Les «responsabilités lourdes et accablantes» de la France, mais pas de complicité de génocide, figurent dans un rapport d’une commission d’historiens sur le Rwanda. La France «est demeurée aveugle face à la préparation» du génocide des Tutsis, souligne le document.
De graves dysfonctionnements dans l’appréciation de la situation et la prise de décisions, mais pas de complicité de génocide au Rwanda: telles sont les conclusions d’un rapport d’historiens sur le rôle de la France avant, pendant et après les massacres qui ont fait quelque 800.000 morts au printemps 1994.

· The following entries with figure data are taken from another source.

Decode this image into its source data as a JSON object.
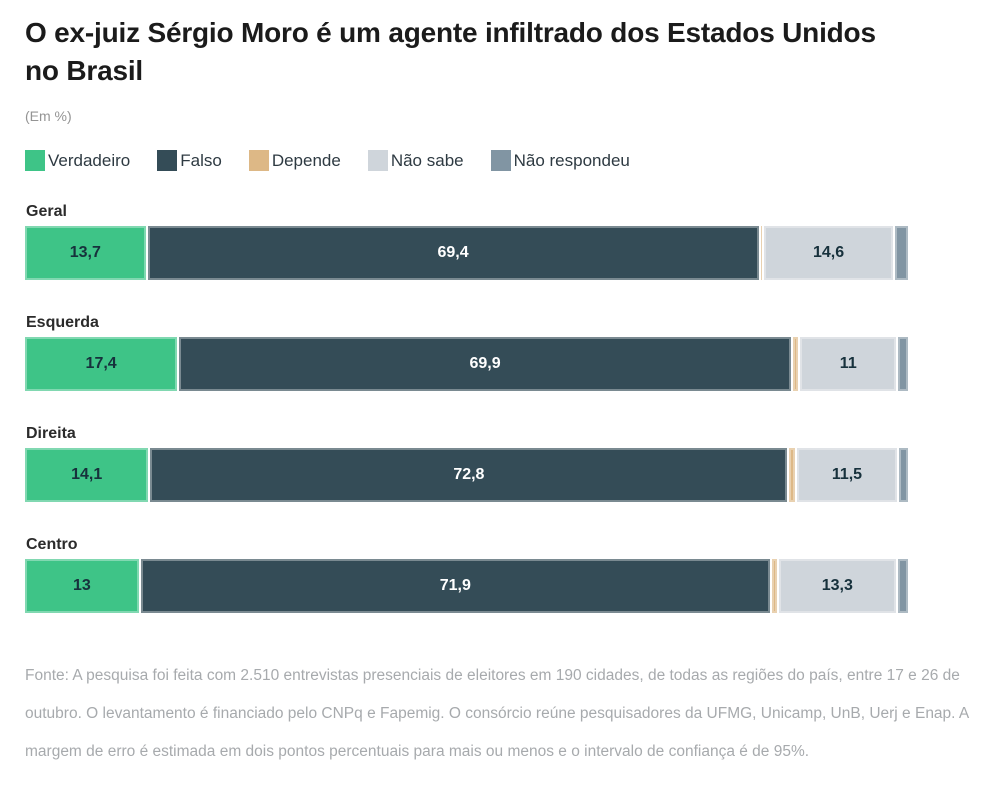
{
  "header": {
    "title": "O ex-juiz Sérgio Moro é um agente infiltrado dos Estados Unidos no Brasil",
    "subtitle": "(Em %)"
  },
  "footer": {
    "source": "Fonte: A pesquisa foi feita com 2.510 entrevistas presenciais de eleitores em 190 cidades, de todas as regiões do país, entre 17 e 26 de outubro. O levantamento é financiado pelo CNPq e Fapemig. O consórcio reúne pesquisadores da UFMG, Unicamp, UnB, Uerj e Enap. A margem de erro é estimada em dois pontos percentuais para mais ou menos e o intervalo de confiança é de 95%."
  },
  "chart_data": {
    "type": "bar",
    "orientation": "horizontal",
    "stacked": true,
    "unit": "%",
    "title": "O ex-juiz Sérgio Moro é um agente infiltrado dos Estados Unidos no Brasil",
    "subtitle": "(Em %)",
    "legend_position": "top",
    "grid": false,
    "axis_range": [
      0,
      100
    ],
    "categories": [
      "Geral",
      "Esquerda",
      "Direita",
      "Centro"
    ],
    "series": [
      {
        "name": "Verdadeiro",
        "color": "#3ec487",
        "text_color": "#17313c",
        "values": [
          13.7,
          17.4,
          14.1,
          13.0
        ]
      },
      {
        "name": "Falso",
        "color": "#344c57",
        "text_color": "#ffffff",
        "values": [
          69.4,
          69.9,
          72.8,
          71.9
        ]
      },
      {
        "name": "Depende",
        "color": "#ddb886",
        "text_color": "#17313c",
        "values": [
          0.2,
          0.6,
          0.6,
          0.6
        ]
      },
      {
        "name": "Não sabe",
        "color": "#cfd5db",
        "text_color": "#17313c",
        "values": [
          14.6,
          11.0,
          11.5,
          13.3
        ]
      },
      {
        "name": "Não respondeu",
        "color": "#8195a3",
        "text_color": "#17313c",
        "values": [
          1.5,
          1.1,
          1.0,
          1.2
        ]
      }
    ],
    "value_labels": [
      [
        "13,7",
        "69,4",
        "",
        "14,6",
        ""
      ],
      [
        "17,4",
        "69,9",
        "",
        "11",
        ""
      ],
      [
        "14,1",
        "72,8",
        "",
        "11,5",
        ""
      ],
      [
        "13",
        "71,9",
        "",
        "13,3",
        ""
      ]
    ],
    "unlabeled_values_estimated": true
  }
}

Fruit des travaux menés pendant deux ans par 14 chercheurs à la demande d’Emmanuel Macron, le document d’un millier de pages a été remis vendredi 26 mars au chef de l’État et mis en ligne.
Selon l’Onu, environ 800.000 personnes, Tutsis et Hutus modérés, ont été tuées en trois mois lors de massacres déclenchés après l’attentat contre l’avion du président hutu Juvénal Habyarimana le 6 avril 1994.
Le rapport décrit des dysfonctionnements et un «aveuglement» de la France dans le processus d’appréciation de la situation à l’époque, mais il écarte l’idée d’une complicité de génocide.
«La crise rwandaise s’achève en désastre pour le Rwanda, en défaite pour la France», peut-on lire. «La France est-elle pour autant complice du génocide des Tutsis? Si l’on entend par là une volonté de s’associer à l’entreprise génocidaire, rien dans les archives consultées ne vient le démontrer. La France s’est néanmoins longtemps investie au côté d’un régime qui encourageait des massacres racistes. Elle est demeurée aveugle face à la préparation d’un génocide par les éléments les plus radicaux de ce régime.»
Opération Turquoise
Les historiens écartent également les accusations formulées à l’encontre de l’opération militaire Turquoise lancée par Paris sous mandat de l’Onu entre juin et août 1994.
La France «a réagi tardivement», mais l’opération Turquoise «a permis de sauver de nombreuses vies, mais non celles de la très grande majorité des Tutsis du Rwanda exterminés dès les premières semaines du génocide», écrivent les chercheurs.
La commission pointe une gestion de crise hyper centralisée au niveau de l’Élysée, dont le locataire était alors le Président François Mitterrand, lequel entretenait «une relation forte, personnelle et directe» avec le Président Habyarimana.
Dans leurs conclusions, les auteurs du rapport pointent des «responsabilités institutionnelles» auxquelles s’ajoutent «des responsabilités intellectuelles qui, cumulées, font système et témoignent d’une défaite de la pensée».
«Une avancée considérable», selon Macron
L’Élysée espère que ce travail contribuera à apaiser les relations entre Paris et Kigali, empoisonnées par les zones d’ombre entourant le rôle de la France lors de cette dramatique période de l’histoire récente du continent africain.
«Nous espérons que ce rapport pourra mener à d’autres développements dans notre relation avec le Rwanda» et que, «cette fois, la démarche de rapprochement pourra être engagée de manière irréversible», a précisé la présidence. «Au-delà de notre relation avec le Rwanda, nous pensons que ce rapport aura aussi un impact sur l’ensemble de notre relation avec l’Afrique.»
Dans un communiqué, Emmanuel Macron rappelle que «ce rapport sera partagé avec les autorités rwandaises et, au travers de sa publicité, à l’ensemble du peuple rwandais dont la France salue la dignité et la capacité de réconciliation».
Le rapport «marque une avancée considérable dans la compréhension et la qualification de l’engagement» de la France dans ce pays, a estimé le chef de l’État après avoir reçu ses auteurs.